Every mother knows about TGMR. It's the rulebook that you make up in your head when your child is born and you realize that there IS no rulebook. When you're pregnant, you devour What to Expect When You're Expecting. You to to birthing classes, take your vitamins, try to include your partner in everything so you don't leave him out, and you anticipate the day when you'll get our body back and your life will go back to normal. Then your Doctor/Nurse/Midwife hands you a slimy little monkey and in a few hours or a couple of days, you are sent home to care for it. That's when you wish for a manual, or an 800 number to call. Maybe you call in a few lifelines -- to your mom, your sister, a neighbor, La Leche, your girlfriends, anyone who will answer -- but most of the time you're on your own to figure out how to take care of this new life you created that is completely dependent on you. This new baby that you love. And you start to think about the TGMR.
Here are a few examples of the rules:
Rule #1 -- A good mommy never lets her baby cry.
Rule #2 -- A good mommy carries her baby in a sling/baby bjorn wherever she goes.
Rule #3 -- A good mommy never uses a pacifier...
Now we're up to Rule #137 -- A good mommy plans and executes all of her child's birthday parties. Yes, that's the one I'm talking about. The one that means I will plan a party, make the goodie bags, send out the invitations, entertain a group of children for 90 minutes, make the most amazing cake every made, and do it all in that one-bedroom apartment mentioned in my other blogs. Oh yeah, that's what I'm talkin' about. As a working mom, I also thought that if I did all of this, my child would be forever grateful and I'd be talked about on the playground -- and I'd get some of those Good Mommy Stickers the kids hand out.
I made a pink pony cake, a race track cake (that was my favorite one -- we also made cars out of copy-paper boxes and the kids raced them up and down the front sidewalk), a Hogwart's cake, a princess castle cake, and under-the-sea cake...and a whole host of others. I found inspiration at the Family Fun Magazine website for cake ideas (www.familyfun.go.com and search for "cake".) And I had a lot of fun planning the parties for my children. Then they started to grow up. Kate decided that she just wanted a couple of friends over for a sleepover party, and could they just have ice cream sundaes? I was devastated. TGMR says I have to make a cake, and there's nothing in there about what to do if your child doesn't want a cake! Luckily for me, I have a second child, and his birthday was coming up. But what was I going to do with all of those kids in my apartment?

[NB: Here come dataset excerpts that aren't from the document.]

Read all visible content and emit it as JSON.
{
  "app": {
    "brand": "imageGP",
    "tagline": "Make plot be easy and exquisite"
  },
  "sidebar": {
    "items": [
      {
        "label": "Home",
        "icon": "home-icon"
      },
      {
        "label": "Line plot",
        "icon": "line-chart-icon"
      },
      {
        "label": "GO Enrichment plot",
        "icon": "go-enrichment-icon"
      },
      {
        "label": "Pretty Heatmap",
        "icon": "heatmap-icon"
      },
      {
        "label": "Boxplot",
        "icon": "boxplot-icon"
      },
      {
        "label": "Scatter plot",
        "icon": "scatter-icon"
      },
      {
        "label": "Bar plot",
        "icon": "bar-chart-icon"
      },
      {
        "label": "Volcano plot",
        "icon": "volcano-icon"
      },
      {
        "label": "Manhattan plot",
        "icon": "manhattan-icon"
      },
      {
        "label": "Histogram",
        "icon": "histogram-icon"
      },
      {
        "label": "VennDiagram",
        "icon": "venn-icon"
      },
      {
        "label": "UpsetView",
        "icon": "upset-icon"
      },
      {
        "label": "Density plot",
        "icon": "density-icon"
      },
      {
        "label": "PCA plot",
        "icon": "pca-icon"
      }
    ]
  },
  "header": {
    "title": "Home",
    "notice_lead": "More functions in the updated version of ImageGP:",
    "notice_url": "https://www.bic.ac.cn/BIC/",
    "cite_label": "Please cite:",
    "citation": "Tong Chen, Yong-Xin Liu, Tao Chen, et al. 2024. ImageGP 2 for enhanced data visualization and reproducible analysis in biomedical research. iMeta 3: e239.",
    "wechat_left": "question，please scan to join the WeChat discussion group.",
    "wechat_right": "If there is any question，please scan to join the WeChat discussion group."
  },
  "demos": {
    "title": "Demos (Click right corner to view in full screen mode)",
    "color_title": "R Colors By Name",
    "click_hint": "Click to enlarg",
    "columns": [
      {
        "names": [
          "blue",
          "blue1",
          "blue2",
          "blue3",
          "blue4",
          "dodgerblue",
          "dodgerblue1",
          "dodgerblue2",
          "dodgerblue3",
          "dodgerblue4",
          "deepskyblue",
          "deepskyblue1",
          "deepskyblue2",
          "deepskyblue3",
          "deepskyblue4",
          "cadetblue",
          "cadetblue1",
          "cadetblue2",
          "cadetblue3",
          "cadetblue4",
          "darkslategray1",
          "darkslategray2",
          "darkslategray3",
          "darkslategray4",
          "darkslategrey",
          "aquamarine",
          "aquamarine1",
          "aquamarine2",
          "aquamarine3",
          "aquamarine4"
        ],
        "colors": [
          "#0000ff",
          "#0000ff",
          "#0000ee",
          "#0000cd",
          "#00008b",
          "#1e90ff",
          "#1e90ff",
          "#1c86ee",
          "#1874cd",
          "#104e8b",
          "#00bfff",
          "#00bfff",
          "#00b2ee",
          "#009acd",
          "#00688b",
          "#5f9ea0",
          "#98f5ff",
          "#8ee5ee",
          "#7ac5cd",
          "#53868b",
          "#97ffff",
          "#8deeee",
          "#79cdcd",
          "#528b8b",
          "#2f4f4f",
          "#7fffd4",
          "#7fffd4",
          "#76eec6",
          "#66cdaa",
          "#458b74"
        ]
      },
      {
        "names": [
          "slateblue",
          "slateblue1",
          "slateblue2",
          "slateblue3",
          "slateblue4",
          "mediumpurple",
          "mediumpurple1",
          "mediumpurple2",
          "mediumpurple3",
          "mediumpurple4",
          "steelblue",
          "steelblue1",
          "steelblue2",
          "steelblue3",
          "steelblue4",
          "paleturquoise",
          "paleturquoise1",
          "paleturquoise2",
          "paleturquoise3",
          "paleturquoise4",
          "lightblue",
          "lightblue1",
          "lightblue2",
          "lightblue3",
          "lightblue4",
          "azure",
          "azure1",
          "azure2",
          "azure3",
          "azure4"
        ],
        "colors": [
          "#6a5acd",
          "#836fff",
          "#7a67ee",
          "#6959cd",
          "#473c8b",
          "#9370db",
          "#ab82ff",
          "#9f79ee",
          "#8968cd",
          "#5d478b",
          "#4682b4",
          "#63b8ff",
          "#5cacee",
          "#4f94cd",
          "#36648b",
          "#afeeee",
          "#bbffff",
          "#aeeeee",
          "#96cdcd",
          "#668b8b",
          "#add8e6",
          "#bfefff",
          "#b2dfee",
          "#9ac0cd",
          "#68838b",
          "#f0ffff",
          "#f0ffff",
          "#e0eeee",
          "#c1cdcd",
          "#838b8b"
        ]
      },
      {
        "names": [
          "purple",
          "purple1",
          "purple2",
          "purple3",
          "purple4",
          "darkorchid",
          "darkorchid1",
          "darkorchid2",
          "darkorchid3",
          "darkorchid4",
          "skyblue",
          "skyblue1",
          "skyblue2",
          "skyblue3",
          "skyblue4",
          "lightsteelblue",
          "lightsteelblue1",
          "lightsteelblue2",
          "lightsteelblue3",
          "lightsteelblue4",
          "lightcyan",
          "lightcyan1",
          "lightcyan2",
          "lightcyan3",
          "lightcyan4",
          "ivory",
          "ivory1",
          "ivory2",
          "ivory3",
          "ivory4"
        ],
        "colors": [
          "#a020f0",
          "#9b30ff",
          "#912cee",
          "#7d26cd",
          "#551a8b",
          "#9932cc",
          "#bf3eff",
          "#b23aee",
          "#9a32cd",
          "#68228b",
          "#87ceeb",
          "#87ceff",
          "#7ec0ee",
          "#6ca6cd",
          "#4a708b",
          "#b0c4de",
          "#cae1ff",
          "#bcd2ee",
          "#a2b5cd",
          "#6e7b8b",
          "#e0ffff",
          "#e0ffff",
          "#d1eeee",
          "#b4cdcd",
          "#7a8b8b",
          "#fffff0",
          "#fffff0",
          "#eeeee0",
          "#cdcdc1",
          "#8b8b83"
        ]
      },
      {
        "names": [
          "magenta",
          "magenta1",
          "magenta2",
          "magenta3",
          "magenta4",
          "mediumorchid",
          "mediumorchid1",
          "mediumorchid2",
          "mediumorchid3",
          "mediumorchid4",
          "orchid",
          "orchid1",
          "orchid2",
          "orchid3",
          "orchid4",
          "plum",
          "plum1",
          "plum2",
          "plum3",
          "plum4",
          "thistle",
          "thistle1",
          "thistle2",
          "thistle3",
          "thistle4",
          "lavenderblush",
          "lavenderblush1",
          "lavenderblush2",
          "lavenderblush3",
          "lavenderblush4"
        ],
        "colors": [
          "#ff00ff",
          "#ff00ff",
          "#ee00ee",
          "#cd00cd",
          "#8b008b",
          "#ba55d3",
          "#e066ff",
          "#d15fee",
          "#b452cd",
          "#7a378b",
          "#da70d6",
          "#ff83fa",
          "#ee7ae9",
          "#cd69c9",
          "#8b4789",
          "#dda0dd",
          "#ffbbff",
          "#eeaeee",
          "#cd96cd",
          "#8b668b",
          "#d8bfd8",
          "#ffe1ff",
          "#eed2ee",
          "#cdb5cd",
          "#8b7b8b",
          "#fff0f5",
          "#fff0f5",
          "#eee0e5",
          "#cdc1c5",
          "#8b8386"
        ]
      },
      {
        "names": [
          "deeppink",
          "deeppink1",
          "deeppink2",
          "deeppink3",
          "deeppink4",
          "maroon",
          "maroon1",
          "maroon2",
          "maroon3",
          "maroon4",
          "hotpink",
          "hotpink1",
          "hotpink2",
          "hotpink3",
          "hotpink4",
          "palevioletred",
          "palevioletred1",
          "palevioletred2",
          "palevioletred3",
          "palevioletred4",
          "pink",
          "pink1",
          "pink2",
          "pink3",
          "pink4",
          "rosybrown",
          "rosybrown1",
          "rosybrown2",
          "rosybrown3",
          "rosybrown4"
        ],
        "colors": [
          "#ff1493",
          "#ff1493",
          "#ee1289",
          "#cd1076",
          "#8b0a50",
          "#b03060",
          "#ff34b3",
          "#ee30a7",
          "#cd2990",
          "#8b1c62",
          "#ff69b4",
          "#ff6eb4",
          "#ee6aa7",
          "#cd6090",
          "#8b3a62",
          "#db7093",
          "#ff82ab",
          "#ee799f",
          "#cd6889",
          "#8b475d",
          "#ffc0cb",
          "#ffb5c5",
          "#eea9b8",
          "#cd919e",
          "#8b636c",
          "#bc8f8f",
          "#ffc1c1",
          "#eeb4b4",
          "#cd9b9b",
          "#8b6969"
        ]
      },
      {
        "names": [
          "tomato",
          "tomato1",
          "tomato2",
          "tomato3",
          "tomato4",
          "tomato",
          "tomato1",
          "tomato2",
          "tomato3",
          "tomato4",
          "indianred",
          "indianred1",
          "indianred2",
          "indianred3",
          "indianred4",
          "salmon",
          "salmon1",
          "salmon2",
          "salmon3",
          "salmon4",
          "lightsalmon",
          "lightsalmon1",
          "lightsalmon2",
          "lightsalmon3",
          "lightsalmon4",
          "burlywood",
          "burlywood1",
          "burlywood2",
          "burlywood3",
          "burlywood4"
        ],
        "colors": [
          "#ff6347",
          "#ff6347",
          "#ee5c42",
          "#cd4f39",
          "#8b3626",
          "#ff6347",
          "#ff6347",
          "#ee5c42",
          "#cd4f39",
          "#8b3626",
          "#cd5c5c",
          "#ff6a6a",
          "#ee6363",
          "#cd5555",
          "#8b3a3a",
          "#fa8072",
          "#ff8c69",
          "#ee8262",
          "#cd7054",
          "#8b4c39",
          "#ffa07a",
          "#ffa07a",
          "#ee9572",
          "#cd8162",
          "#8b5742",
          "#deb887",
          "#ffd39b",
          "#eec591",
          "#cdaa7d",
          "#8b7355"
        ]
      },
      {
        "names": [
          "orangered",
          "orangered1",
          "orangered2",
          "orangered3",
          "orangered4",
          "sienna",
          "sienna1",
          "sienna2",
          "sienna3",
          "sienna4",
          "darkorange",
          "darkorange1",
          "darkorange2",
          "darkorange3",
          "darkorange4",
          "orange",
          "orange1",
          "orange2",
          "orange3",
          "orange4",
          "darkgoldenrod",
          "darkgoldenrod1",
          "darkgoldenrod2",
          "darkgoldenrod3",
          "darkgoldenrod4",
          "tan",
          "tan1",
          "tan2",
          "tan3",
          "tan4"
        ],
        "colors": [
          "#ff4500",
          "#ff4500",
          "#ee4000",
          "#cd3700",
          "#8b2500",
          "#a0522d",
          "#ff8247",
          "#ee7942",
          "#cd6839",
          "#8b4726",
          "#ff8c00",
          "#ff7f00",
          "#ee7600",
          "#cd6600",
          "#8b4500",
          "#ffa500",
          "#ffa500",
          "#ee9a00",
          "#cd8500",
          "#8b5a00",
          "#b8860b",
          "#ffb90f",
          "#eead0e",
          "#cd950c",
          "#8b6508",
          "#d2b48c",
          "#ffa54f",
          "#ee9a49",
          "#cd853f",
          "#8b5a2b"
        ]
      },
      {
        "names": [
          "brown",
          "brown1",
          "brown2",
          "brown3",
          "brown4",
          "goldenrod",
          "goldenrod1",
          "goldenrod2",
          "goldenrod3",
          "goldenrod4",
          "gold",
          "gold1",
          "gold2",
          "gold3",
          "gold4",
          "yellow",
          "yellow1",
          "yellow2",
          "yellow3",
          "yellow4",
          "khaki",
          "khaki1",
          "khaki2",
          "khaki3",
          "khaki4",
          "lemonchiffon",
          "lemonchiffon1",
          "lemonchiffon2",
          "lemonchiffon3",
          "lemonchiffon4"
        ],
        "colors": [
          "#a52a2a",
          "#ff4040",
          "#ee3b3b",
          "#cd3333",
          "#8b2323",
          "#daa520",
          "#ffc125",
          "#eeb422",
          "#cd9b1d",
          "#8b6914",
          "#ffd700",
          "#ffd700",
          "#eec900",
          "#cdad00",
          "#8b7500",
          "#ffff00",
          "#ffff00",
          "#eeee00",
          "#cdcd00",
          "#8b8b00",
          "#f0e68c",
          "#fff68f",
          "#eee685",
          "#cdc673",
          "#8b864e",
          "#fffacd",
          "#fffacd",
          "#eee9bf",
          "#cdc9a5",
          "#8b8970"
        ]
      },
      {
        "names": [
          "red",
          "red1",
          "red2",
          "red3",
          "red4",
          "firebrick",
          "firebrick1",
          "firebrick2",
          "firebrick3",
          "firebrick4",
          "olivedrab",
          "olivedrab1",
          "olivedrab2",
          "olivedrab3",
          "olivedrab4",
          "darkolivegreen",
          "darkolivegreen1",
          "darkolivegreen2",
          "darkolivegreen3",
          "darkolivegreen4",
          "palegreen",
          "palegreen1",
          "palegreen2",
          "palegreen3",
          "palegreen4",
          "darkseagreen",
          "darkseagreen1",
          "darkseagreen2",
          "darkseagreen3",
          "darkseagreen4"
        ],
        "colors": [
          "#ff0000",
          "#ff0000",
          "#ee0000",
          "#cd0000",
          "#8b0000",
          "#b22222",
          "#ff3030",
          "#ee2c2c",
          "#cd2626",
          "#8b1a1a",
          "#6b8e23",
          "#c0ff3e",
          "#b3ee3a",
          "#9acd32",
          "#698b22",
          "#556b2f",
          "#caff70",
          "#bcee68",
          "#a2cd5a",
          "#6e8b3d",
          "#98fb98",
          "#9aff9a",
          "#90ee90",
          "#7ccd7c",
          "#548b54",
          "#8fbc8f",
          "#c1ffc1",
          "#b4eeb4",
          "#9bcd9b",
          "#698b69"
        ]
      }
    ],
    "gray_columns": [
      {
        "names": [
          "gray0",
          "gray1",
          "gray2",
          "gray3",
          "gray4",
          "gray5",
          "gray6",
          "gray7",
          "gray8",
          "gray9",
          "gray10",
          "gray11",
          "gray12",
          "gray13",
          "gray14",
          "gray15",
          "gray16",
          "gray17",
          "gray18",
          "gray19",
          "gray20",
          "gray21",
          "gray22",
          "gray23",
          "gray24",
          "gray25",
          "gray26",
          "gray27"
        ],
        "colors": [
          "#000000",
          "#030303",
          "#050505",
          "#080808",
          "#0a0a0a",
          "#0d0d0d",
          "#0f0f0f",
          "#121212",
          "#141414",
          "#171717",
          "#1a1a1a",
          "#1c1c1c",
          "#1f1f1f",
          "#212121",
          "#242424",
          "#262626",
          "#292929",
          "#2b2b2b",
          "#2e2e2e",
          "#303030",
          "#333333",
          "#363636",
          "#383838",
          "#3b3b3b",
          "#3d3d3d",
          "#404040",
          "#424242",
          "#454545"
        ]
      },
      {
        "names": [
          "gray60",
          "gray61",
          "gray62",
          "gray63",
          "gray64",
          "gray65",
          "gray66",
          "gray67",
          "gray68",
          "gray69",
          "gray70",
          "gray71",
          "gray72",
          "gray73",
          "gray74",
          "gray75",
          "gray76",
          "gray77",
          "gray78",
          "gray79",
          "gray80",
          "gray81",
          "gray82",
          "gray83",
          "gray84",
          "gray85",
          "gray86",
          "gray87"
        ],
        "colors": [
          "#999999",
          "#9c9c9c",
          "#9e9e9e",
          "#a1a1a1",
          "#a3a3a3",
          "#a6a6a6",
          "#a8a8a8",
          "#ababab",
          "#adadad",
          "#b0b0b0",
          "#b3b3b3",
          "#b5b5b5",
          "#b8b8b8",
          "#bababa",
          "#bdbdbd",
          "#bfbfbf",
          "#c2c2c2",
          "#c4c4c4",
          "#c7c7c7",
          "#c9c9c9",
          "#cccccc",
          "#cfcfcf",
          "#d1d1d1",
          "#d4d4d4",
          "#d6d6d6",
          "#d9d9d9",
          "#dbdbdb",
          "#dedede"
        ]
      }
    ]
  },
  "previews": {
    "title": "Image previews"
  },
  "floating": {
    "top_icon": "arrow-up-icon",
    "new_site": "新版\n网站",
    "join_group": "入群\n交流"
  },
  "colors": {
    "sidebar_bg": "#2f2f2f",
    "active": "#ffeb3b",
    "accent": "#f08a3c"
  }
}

It took some mind games, and a very busy month, but I finally gave up TGMR and called up a few bowling alleys and found one in my neighborhood that was perfect. Dash invited almost all the kids in his 5th grade class, and we ended up with 14 friends showing up for pizza and bowling at Lucky Strike on Saturday afternoon. And guess what? It was great! I didn't have to clean up spills, make up games, come up with amazing goody bags (I gave out silly bands -- and if you don't know what they are, ask any child over 6!), and Dash was able to invite boys AND girls to play and hang out. Oh, and the cake? Cupcake Cafe is about two blocks from the bowling alley. I called a couple of days in advance and ordered a cake decorated with a bowling ball and pins. Easy-peasy.
Did I get some Good Mommy Stickers from my son and his friends? You betcha! If I had to go back and do over the years I made cakes and sang silly songs and played games and got to know my children's friends? Not in a million years.